Human rights off EU’s priority list with Turkey, HRW says

Geopolitics and migration issues have pushed human rights off of the European Union’s priority list for Turkey, Human Rights Watch advocacy director for Europe and Central Asia Philippe Dam said on Tuesday.

“The EU treats human rights as secondary,” Dam said, despite Turkish President Recep Tayyip Erdoğan using courts and terrorism charges “to silence and detain journalists, opposition politicians and anyone regarded as a critic”.

EU leaders “barely blinked” when Turkey withdrew from a Council of Europe convention to combat violence against women and the country’s top court moved to shut down the pro-Kurdish Peoples’ Democratic Party (HDP), Turkey’s second largest opposition bloc, Dam said.

The HRW director called on the EU to “clearly lay out the severity of the human rights situation in Turkey” when dealing with Turkish officials, and to press Turkey to comply with international law obligations including for jailed Osman Kavala and Selahattin Demirtaş.

The EU should “give little weight to a vague human rights action plan until Turkey demonstrates its judiciary is not a weapon of repression”, Dam said.

Before talks for the modernisation of the Customs Union between Ankara and the bloc, where EU leaders have been considering whether to include the procurement of services, farm goods and public tenders in the agreement, “visible progress on human rights should be a prerequisite”, he added.

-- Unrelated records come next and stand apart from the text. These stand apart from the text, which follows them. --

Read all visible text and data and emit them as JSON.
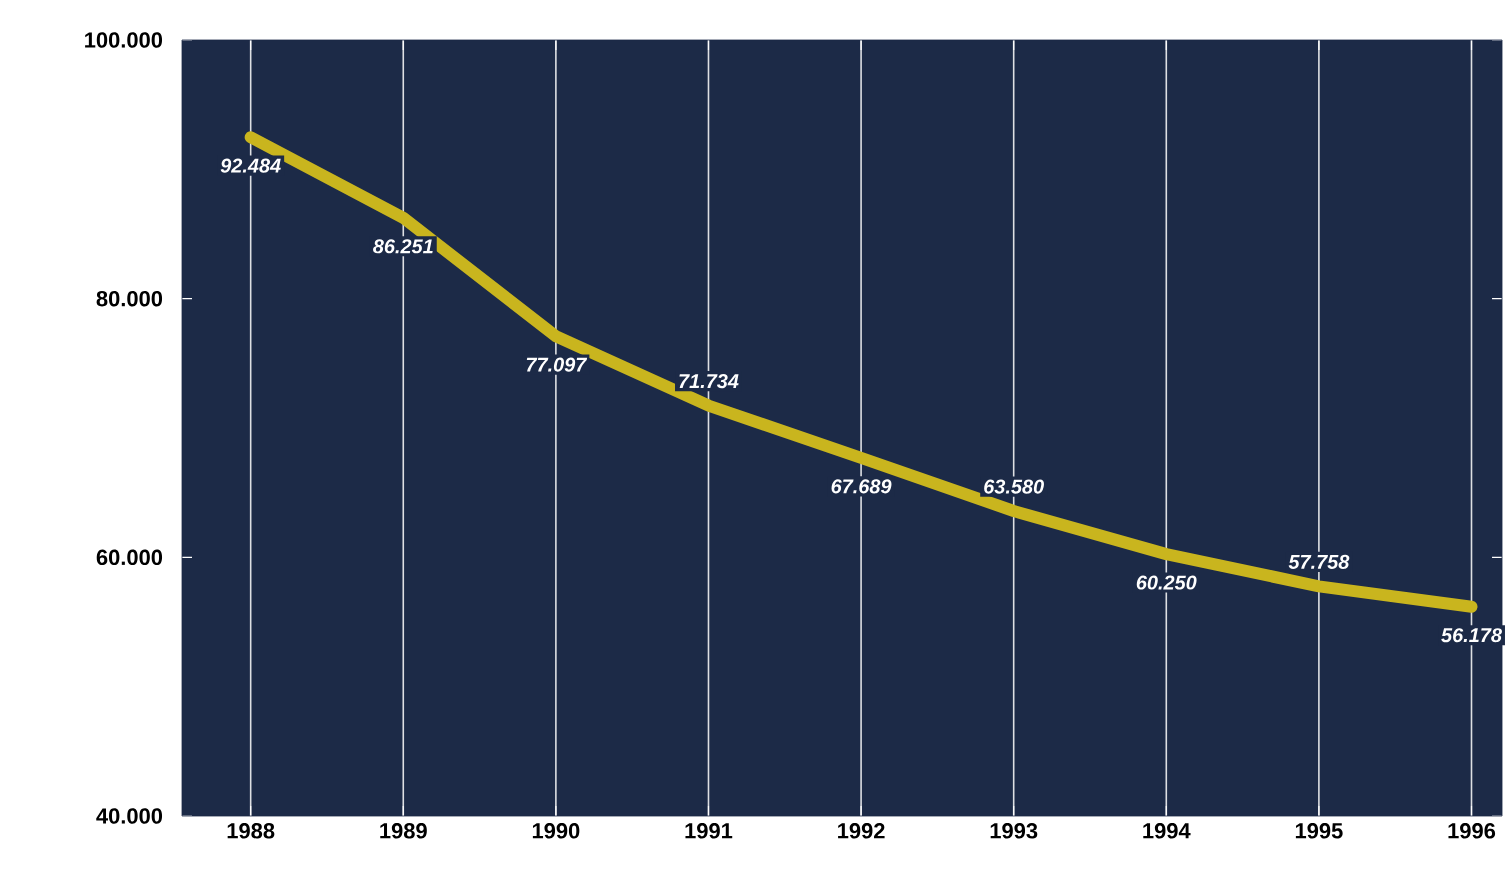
{
  "chart_data": {
    "type": "line",
    "categories": [
      "1988",
      "1989",
      "1990",
      "1991",
      "1992",
      "1993",
      "1994",
      "1995",
      "1996"
    ],
    "series": [
      {
        "color": "#c9b51e",
        "values": [
          92484,
          86251,
          77097,
          71734,
          67689,
          63580,
          60250,
          57758,
          56178
        ],
        "value_labels": [
          "92.484",
          "86.251",
          "77.097",
          "71.734",
          "67.689",
          "63.580",
          "60.250",
          "57.758",
          "56.178"
        ]
      }
    ],
    "ylim": [
      40000,
      100000
    ],
    "yticks": [
      {
        "value": 40000,
        "label": "40.000"
      },
      {
        "value": 60000,
        "label": "60.000"
      },
      {
        "value": 80000,
        "label": "80.000"
      },
      {
        "value": 100000,
        "label": "100.000"
      }
    ],
    "grid": "x",
    "marker": "none",
    "line_style": "solid"
  }
}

In the EU Council meeting on March 25, European leaders agreed that improved relations in the eastern Mediterranean might lead to an improved customs union. They also said the EU was ready to engage with Turkey, “provided that the current de-escalation is sustained and that Turkey engages constructively”.

The Turkish foreign ministry praised the move in a statement, thanking the “many EU member states that have common sense”.